The heart consists of cells deriving from the cardiogenic plate and also from extracardiac sources. One of the major extracardiac contributions is given by the neural crest. The differentiation pathway and fate of the neural crest cells in the outflow tract have been followed over a prolonged period during outflow tract septation. We studied the role of the neural crest in remodeling the outflow tract by long-term cell tracing, differentiation markers and apoptosis.
The pattern of neural crest cells migrating to the heart was investigated by heterospecific chicken quail chimeras and by retroviral infection of the reporter gene LacZ to the stemcells. The tagged neural crest cells move to areas that are morphogenetically active, such as the outflow tract, the semilunar valves, the wall of the arteries and the cardiac ganglia.
Two differentiated subpopulations are discerned on the basis of immunohistochemical characterization with antibodies against smooth muscle cells in the arterial vessel wall and against ganglionic cells that were scattered around the vessels of the arterial pole and the heart. A third subpopulation did not stain with these antibodies, but presented locally with the phenomenon of apoptosis as shown with the TUNEL approach.
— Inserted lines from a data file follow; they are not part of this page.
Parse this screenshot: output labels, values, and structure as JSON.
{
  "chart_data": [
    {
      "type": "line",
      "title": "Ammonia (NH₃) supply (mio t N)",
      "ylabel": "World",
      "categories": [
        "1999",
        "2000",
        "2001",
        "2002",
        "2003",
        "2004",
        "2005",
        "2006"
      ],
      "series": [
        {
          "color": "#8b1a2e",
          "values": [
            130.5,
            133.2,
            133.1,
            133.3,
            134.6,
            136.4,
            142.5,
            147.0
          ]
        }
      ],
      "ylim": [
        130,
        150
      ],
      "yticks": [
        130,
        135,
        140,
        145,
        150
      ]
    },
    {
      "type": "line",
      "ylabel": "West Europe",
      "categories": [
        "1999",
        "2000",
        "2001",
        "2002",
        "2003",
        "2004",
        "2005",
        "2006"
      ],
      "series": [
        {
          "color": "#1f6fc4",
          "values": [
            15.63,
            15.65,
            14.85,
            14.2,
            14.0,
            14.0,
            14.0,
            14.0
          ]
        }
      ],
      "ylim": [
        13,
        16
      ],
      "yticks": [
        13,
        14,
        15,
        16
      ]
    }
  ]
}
In a developmental series of chicken embryos the populations were followed until stage 40. It was evident that the outflow tract septum in the early phase of development consisted mainly of mesenchymal neural crest cells. In a later phase neural crest cells were still detected at semilunar valve level, but nearly absent in the outflow tract septum below valve level. The septum at that time had become myocardialized. It is evident that neural crest cells are actually removed from this part of the heart by apoptosis. We are pursuing the hypothesis that an important function of apoptotic cells in heart development might be to activate the cardiomyocytes to muscularize the outflow tract septum through mobilizing or delivering growth factors at the time and place that septum formation is initiated. Dev. Dyn. 1998;212:373–384. © 1998 Wiley-Liss, Inc.